Synopses & Reviews
In the first half of the twentieth century, Americans' intense concern with sex crimes against children led to a wave of public discussion, legislative action, and criminal prosecution. Stephen Robertson provides the first large-scale, long-term study of how American criminal courts dealt with the prosecution of sexual violence.
Robertson describes how the nineteenth-century approach to childhood as a single phase of innocence began to shift at the end of the century to include several stages of childhood development, prompting reformers to create legal categories such as statutory rape and carnal abuse to protect children. However, while ordinary New Yorkers' involvement in the prosecution of those offenses reshaped their understandings of who was a child and produced a new concern to establish the age of their sexual partners, their beliefs in childhood innocence and in a concept of sexuality centered on sexual intercourse remained unchanged. As a result, families' use of the law and jurors' decisions ultimately diminished the protection the new laws offered to children. Robertson's study, based on the previously unexamined files of the New York County district attorney's office, reveals the importance of child sexuality and sex crimes in twentieth-century American culture.
Review
"Fascinating and disturbing in its particulars, full of careful and illuminating readings of sources."
Law and History Review
Review
"A landmark contribution to analyses of sexual violence and its prosecution in U.S. history."

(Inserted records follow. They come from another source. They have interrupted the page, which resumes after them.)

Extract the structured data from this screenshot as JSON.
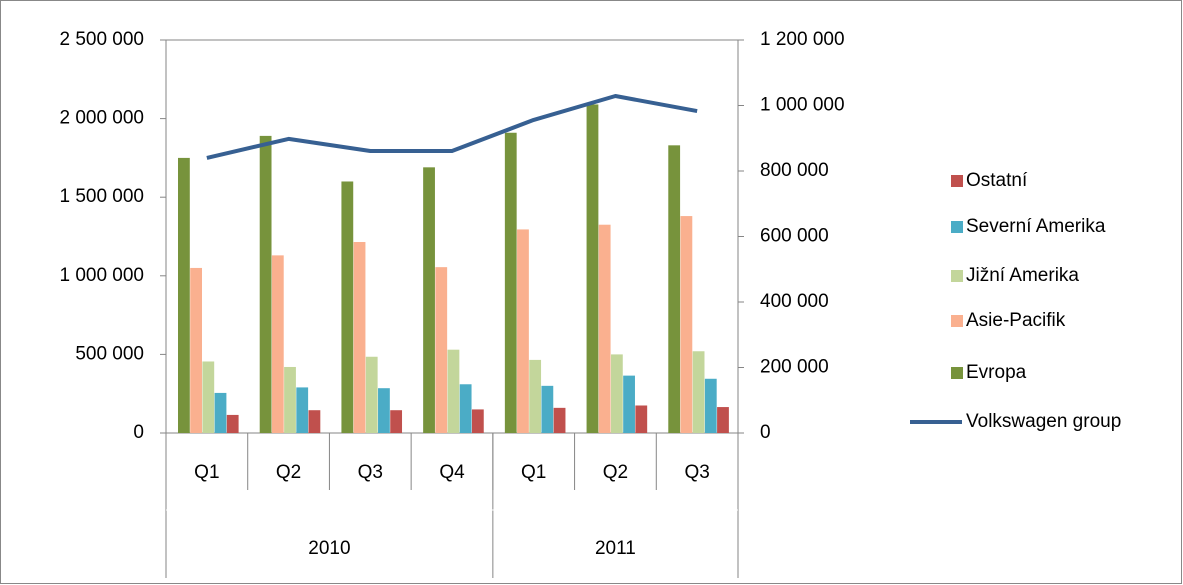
{
  "chart_data": {
    "type": "bar",
    "category_groups": [
      {
        "name": "2010",
        "categories": [
          "Q1",
          "Q2",
          "Q3",
          "Q4"
        ]
      },
      {
        "name": "2011",
        "categories": [
          "Q1",
          "Q2",
          "Q3"
        ]
      }
    ],
    "series": [
      {
        "name": "Ostatní",
        "color": "#c0504d",
        "values": [
          115000,
          145000,
          145000,
          150000,
          160000,
          175000,
          165000
        ]
      },
      {
        "name": "Severní Amerika",
        "color": "#4bacc6",
        "values": [
          255000,
          290000,
          285000,
          310000,
          300000,
          365000,
          345000
        ]
      },
      {
        "name": "Jižní Amerika",
        "color": "#c3d69b",
        "values": [
          455000,
          420000,
          485000,
          530000,
          465000,
          500000,
          520000
        ]
      },
      {
        "name": "Asie-Pacifik",
        "color": "#fab08f",
        "values": [
          1050000,
          1130000,
          1215000,
          1055000,
          1295000,
          1325000,
          1380000
        ]
      },
      {
        "name": "Evropa",
        "color": "#77933c",
        "values": [
          1750000,
          1890000,
          1600000,
          1690000,
          1910000,
          2090000,
          1830000
        ]
      },
      {
        "name": "Volkswagen group",
        "color": "#376092",
        "type": "line",
        "axis": "y2",
        "values": [
          840000,
          898000,
          861000,
          861000,
          956000,
          1029000,
          983000
        ]
      }
    ],
    "ylim": [
      0,
      2500000
    ],
    "yticks": [
      0,
      {
        "value": 500000,
        "label": "500 000"
      },
      {
        "value": 1000000,
        "label": "1 000 000"
      },
      {
        "value": 1500000,
        "label": "1 500 000"
      },
      {
        "value": 2000000,
        "label": "2 000 000"
      },
      {
        "value": 2500000,
        "label": "2 500 000"
      }
    ],
    "y2lim": [
      0,
      1200000
    ],
    "y2ticks": [
      0,
      {
        "value": 200000,
        "label": "200 000"
      },
      {
        "value": 400000,
        "label": "400 000"
      },
      {
        "value": 600000,
        "label": "600 000"
      },
      {
        "value": 800000,
        "label": "800 000"
      },
      {
        "value": 1000000,
        "label": "1 000 000"
      },
      {
        "value": 1200000,
        "label": "1 200 000"
      }
    ],
    "legend": "right"
  }
}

Journal of the History of Sexuality
Synopsis
Robertson's study, based on the previously unexamined files of the New York County district attorney's office, reveals the importance of child sexuality and sex crimes in twentieth-century American culture. He offers the first major study of the child protection movement's law enforcement work and the prosecution of sexual violence in American criminal courts in the first half of the 20th century.
About the Author
Stephen Robertson is a lecturer in the department of history at the University of Sydney.